Guide for Persistence
Store Thread Affinity

A significant performance improvement of the Store can be obtained by "pinning" threads to CPU cores. Normally, the operating system will migrate a process's threads to different CPU cores, depending on what else is going on in the host. This can degrade the process's performance in a number of ways, mostly related to memory access (cache, NUMA zones). By setting the CPU affinity for the performance-sensitive threads, you avoid this degradation.

For high-throughput applications, you will gain significant performance improvement by constraining the operating system to run the Store's threads on specific CPU cores. All of a Store's threads should run on cores in the same physical CPU chip.

For maximum benefit, you should "isolate" the cores running the message reception threads. This prevents the operating system from scheduling other processes/threads on those cores.

Setting Affinity

When the Store Process is executed, the user can optionally use the "-a" option to set CPU affinity to the various threads. See Umestored Man Page.

Note that for the Windows Service, you don't supply the option when the service is run. Instead you save the thread affinity into the Windows registry for subsequent use by the Store Windows Service. See Umestoreds Man Page and Configure the Windows Service.

The "-a" option takes a comma-separate list of CPU (core) numbers. For example, "-a 1,3,1,..." refers to CPU 1, CPU 3, CPU 1 again, etc.

The sequence of numbers are assigned to threads as follows:

The first number is the "process" CPU number, which is used for all miscellaneous threads that aren't otherwise assigned.
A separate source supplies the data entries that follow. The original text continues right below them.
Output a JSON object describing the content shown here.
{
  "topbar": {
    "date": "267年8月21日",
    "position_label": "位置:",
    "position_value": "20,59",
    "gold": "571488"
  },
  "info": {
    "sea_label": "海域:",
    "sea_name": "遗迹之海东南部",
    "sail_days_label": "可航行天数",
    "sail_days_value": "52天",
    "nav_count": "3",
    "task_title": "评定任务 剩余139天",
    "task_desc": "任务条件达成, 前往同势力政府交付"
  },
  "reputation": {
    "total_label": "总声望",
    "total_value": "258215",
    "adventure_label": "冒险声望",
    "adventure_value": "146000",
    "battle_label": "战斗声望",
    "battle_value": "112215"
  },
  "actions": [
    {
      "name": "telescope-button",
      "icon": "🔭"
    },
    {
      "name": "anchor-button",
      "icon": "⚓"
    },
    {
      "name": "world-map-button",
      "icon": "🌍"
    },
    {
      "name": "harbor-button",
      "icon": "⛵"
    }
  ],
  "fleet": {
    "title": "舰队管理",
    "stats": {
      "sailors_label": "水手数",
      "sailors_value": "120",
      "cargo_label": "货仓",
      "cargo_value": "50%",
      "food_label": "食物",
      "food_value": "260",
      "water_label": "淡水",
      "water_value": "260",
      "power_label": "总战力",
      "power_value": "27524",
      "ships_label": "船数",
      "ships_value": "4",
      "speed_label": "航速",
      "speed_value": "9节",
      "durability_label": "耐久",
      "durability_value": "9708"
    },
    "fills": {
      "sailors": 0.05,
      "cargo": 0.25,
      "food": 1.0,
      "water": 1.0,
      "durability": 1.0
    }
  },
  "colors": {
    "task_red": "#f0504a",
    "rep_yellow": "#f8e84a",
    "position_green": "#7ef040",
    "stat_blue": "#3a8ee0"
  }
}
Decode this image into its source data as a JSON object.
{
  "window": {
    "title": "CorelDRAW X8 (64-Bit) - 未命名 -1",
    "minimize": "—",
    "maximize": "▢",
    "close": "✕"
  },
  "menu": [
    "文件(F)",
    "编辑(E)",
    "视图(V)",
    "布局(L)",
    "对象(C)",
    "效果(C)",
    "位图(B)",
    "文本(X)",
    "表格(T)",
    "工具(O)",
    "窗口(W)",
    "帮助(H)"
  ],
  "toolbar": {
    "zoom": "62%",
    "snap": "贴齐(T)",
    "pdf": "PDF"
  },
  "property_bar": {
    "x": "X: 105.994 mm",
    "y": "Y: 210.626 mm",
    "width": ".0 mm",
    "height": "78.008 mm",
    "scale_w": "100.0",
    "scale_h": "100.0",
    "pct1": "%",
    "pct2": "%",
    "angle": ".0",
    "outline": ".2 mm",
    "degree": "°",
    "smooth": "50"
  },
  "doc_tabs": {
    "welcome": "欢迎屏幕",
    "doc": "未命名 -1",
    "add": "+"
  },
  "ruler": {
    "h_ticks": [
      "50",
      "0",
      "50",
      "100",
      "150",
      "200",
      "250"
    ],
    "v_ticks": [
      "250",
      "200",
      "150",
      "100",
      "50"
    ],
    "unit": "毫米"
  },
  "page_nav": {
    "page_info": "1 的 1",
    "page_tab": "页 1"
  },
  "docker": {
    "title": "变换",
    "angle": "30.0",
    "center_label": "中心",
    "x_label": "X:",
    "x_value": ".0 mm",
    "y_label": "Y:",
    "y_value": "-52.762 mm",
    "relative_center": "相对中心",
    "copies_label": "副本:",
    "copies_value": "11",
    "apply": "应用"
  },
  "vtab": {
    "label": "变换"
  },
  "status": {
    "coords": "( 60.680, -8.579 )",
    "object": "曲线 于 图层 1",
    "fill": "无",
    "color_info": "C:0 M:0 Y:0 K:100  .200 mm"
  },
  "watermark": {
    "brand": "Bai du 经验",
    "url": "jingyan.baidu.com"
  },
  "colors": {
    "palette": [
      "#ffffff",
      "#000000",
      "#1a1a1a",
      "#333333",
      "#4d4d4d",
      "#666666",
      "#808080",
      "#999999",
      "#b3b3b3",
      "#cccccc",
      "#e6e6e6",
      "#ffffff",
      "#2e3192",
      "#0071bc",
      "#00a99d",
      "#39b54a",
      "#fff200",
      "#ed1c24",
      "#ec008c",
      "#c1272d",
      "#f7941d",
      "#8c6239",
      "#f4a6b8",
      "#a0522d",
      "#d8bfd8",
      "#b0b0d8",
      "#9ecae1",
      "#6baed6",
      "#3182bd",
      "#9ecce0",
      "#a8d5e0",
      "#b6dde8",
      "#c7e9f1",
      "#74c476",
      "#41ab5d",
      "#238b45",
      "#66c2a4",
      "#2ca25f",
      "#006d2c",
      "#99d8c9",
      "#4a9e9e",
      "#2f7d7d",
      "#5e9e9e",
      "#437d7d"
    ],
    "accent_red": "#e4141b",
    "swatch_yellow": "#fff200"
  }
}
The next 4 numbers are assigned to a Store's operational threads in the following sequence:

  1. Message reception thread.
  2. Proxy source thread.
  3. Receiver recovery thread.
  4. Auxiliary thread.

If the Store Process has multiple Stores configured, additional groups of 4 numbers should be supplied.

Of these threads, the most critical is the message reception thread. For best performance, each Store's message reception thread should be given exclusive access to its own CPU core.

The receiver recovery thread is also important, since it can affect the speed at which receivers can recover missed messages. However, since CPU cores are scarce resources on hosts, it may not be practical to give each receiver recovery thread its own core.

The proxy source and auxiliary threads are not critical to general Store throughput, and are therefore generally assigned to the "process" core as miscellaneous.

Affinity Example

For example, suppose you have a Store Process configured for two Stores. Further, let's say that on your host, even-numbered CPUs belong to one physical CPU chip, and odd-numbered CPUs belong to a different physical CPU chip. The following would optimize both message reception and message recovery, at the expense of consuming 5 cores:

umestored -a 3,5,3,7,3,9,3,11,3 ...

This assigns:

  • the process's miscellaneous threads to CPU 3,
  • the first Store's message reception thread to CPU 5,
  • the first Store's proxy source thread to CPU 3,
  • the first Store's receiver recovery thread to CPU 7,
  • the first Store's auxiliary thread to CPU 3,
  • the second Store's message reception thread to CPU 9,
  • the second Store's proxy source thread to CPU 3,
  • the second Store's receiver recovery thread to CPU 11,
  • the second Store's auxiliary thread to CPU 3.

If assigning this many cores to the Store Process is not practical, the following conserves cores at the expense of potentially degrading message recovery speed:

umestored -a 3,5,3,3,3,7,3,3,3 ...

This assigns a CPU core to each of the two message reception threads (5 and 7), and groups all other threads onto the miscellaneous CPU core (3).